Australian Sirloin Steaks with Roasted Garlic Hollandaise Sauce
- 2 pcs thick-cut Australian Sirloin steaks (about 2-3 inches thick)
- salt and freshly cracked black pepper
For the Hollandaise:
- 2 bars butter
- 6 egg yolks
- juice of 2 lemons
- 2 heads garlic, roasted
- parsley or chives, chopped finely
- Remove Australian Sirloin steaks from packaging and let them get to room temperature.
- In a saucepan, melt butter gently. Keep clarified butter part and discard milky substance.
- Using Bosch MUM8 Professional Mixer, whisk egg yolks and lemon juice until pale and frothy.
- Remove Bosch MUM8 mixing bowl and place over saucepan with simmering water to form a double boiler.
- Continue whisking by hand until mixture has thickened and coats the back of a spoon.
- Place Bosch MUM8 mixing bowl back to the mixer and mix using whisk attachment.

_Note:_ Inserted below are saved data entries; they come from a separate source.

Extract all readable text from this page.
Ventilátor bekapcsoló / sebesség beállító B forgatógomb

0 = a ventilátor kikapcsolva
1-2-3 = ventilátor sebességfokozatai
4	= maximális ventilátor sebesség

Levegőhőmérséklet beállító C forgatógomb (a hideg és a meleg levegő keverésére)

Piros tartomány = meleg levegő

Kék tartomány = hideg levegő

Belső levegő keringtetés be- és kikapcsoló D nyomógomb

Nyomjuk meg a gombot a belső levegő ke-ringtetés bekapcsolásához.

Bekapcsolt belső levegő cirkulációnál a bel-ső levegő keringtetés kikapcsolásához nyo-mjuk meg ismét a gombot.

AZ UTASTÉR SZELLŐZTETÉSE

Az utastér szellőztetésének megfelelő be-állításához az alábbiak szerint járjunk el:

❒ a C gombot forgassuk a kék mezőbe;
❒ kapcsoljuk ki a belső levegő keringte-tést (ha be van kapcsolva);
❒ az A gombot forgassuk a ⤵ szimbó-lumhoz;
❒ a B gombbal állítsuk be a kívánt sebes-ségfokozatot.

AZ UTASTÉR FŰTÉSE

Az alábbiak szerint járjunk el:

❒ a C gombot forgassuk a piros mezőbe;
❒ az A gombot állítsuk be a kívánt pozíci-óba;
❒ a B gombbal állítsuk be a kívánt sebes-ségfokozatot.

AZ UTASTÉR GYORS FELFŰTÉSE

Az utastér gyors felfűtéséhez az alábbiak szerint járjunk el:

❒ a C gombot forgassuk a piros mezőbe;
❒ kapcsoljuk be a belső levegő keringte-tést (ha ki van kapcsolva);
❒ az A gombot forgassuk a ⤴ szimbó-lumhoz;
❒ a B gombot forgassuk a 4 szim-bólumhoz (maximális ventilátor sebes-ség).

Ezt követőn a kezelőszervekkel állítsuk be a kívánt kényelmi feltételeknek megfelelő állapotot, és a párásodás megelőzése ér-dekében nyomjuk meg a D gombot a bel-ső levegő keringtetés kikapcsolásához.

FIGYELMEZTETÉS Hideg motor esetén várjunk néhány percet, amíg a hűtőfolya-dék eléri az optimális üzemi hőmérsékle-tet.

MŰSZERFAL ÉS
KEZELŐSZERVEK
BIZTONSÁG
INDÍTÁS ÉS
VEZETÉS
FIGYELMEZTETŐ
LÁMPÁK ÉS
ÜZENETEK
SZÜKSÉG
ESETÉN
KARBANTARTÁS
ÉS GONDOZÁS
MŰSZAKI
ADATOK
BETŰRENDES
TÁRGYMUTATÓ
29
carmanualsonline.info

- While whisking, very slowly add clarified butter, one tablespoon at a time until all the butter is used and sauce resembles mayonnaise.
- Chop and crush roasted garlic until it becomes a paste and add to the hollandaise sauce. Add chopped chives or parsley and season to taste. Set aside, covered.
- For the Australian Sirloin steaks, season heavily with salt and cracked black pepper.
- Sear in a very hot pan until all sides are well browned.
- Roast in preheated oven at 200°C for 12 minutes for medium-rare.
- Let the steaks rest for 10 minutes then slice across the grain. Spoon roasted garlic hollandaise over Australian Sirloin steak slices.